CAGE responds to senior police chief: PREVENT is a toxic policy that causes deep mistrust

London – Concerns surrounding PREVENT are well-grounded in facts and case-based research that clearly show PREVENT is a toxic policy.*

This conclusion has been echoed across the board, by hundreds of academics, politicians, trade unions, student bodies and survivors of the policy.

Moreover, the studies on which the PREVENT policy is based have also been discredited and proven to not be fit for general application.

Dr Adnan Siddiqui, CAGE Director, said:

“PREVENT is part of the state’s ever increasing intelligence and monitoring programmes as admitted by the Home Secretary, Amber Rudd. Statistics show that PREVENT overwhelmingly targets Muslims.”

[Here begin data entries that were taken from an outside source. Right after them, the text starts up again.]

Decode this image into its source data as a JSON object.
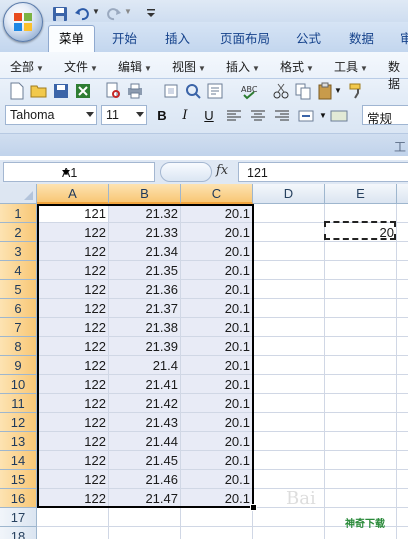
{
  "quick_access": {
    "customize_arrow": "▼"
  },
  "tabs": [
    "菜单",
    "开始",
    "插入",
    "页面布局",
    "公式",
    "数据",
    "审"
  ],
  "menus": [
    "全部",
    "文件",
    "编辑",
    "视图",
    "插入",
    "格式",
    "工具",
    "数据"
  ],
  "font": {
    "name": "Tahoma",
    "size": "11",
    "style": "常规"
  },
  "format_buttons": {
    "bold": "B",
    "italic": "I",
    "underline": "U"
  },
  "ribbon_group_label": "工",
  "name_box": "A1",
  "fx_label": "fx",
  "formula_value": "121",
  "columns": [
    "A",
    "B",
    "C",
    "D",
    "E"
  ],
  "rows": [
    {
      "n": "1",
      "a": "121",
      "b": "21.32",
      "c": "20.1"
    },
    {
      "n": "2",
      "a": "122",
      "b": "21.33",
      "c": "20.1"
    },
    {
      "n": "3",
      "a": "122",
      "b": "21.34",
      "c": "20.1"
    },
    {
      "n": "4",
      "a": "122",
      "b": "21.35",
      "c": "20.1"
    },
    {
      "n": "5",
      "a": "122",
      "b": "21.36",
      "c": "20.1"
    },
    {
      "n": "6",
      "a": "122",
      "b": "21.37",
      "c": "20.1"
    },
    {
      "n": "7",
      "a": "122",
      "b": "21.38",
      "c": "20.1"
    },
    {
      "n": "8",
      "a": "122",
      "b": "21.39",
      "c": "20.1"
    },
    {
      "n": "9",
      "a": "122",
      "b": "21.4",
      "c": "20.1"
    },
    {
      "n": "10",
      "a": "122",
      "b": "21.41",
      "c": "20.1"
    },
    {
      "n": "11",
      "a": "122",
      "b": "21.42",
      "c": "20.1"
    },
    {
      "n": "12",
      "a": "122",
      "b": "21.43",
      "c": "20.1"
    },
    {
      "n": "13",
      "a": "122",
      "b": "21.44",
      "c": "20.1"
    },
    {
      "n": "14",
      "a": "122",
      "b": "21.45",
      "c": "20.1"
    },
    {
      "n": "15",
      "a": "122",
      "b": "21.46",
      "c": "20.1"
    },
    {
      "n": "16",
      "a": "122",
      "b": "21.47",
      "c": "20.1"
    },
    {
      "n": "17",
      "a": "",
      "b": "",
      "c": ""
    },
    {
      "n": "18",
      "a": "",
      "b": "",
      "c": ""
    }
  ],
  "e2_value": "20",
  "watermark": "神奇下载",
  "watermark_baidu": "Bai"
}
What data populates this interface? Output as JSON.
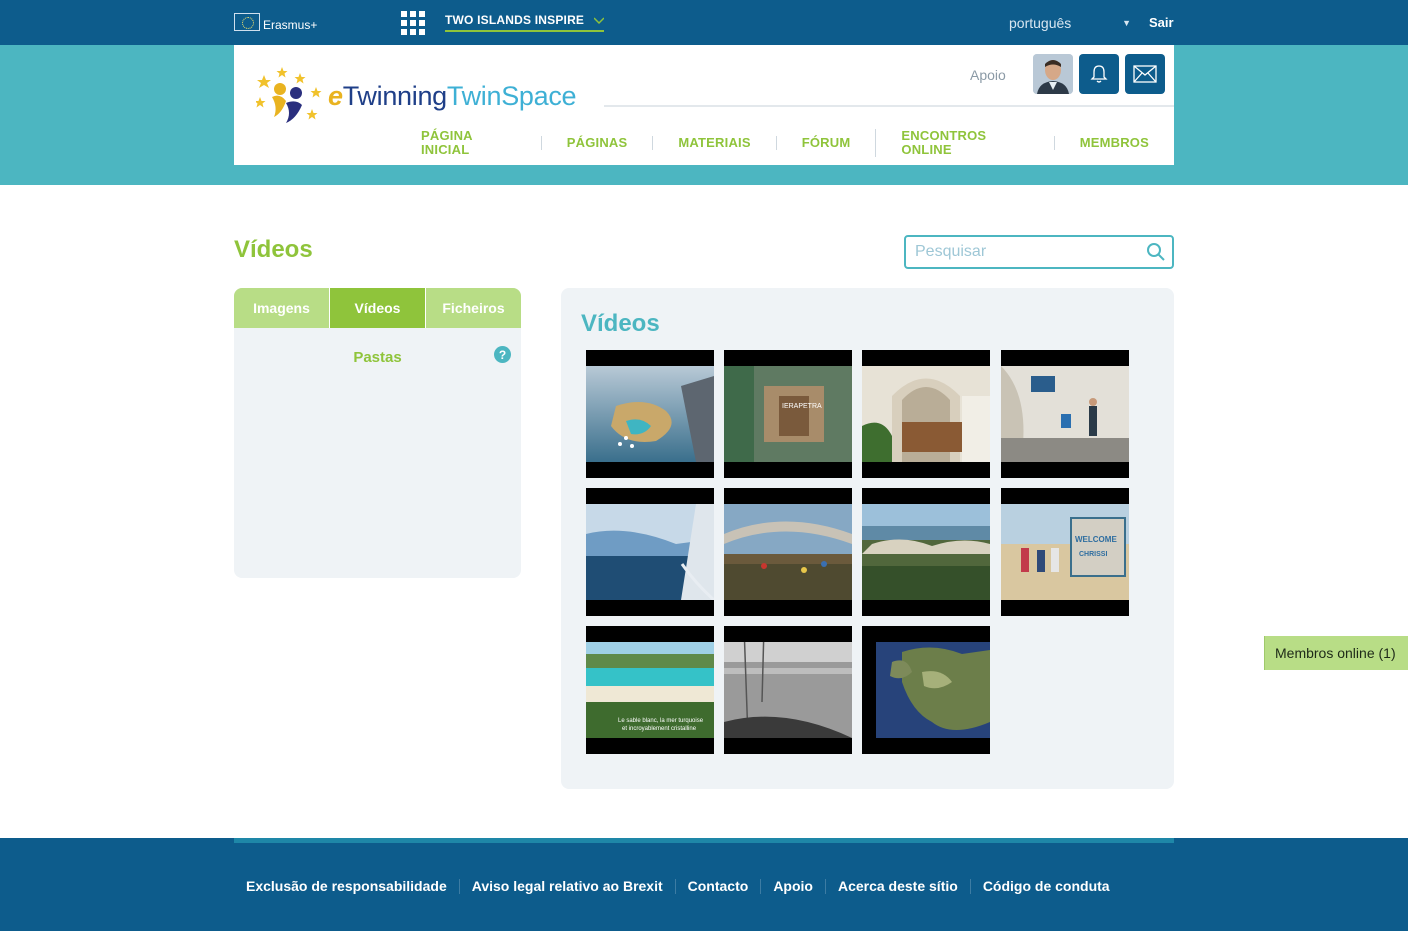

“PREVENT has had a destructive effect in families and has isolated and traumatised children, causing deep mistrust. Its implementation has had an influence on the UK plummeting from a ranking of 11 to 156 in global children’s rights rankings.”

“Additionally, the policy has a counterproductive effect. It has been accused of fuelling ‘extremism’ by the former UN Special Rapporteur on the rights to freedom of peaceful assembly and of association.”

“The rightful rejection of the policy by communities stems from this reality, one that its interest-driven advocates would rather ignore in favour of creating further myths.”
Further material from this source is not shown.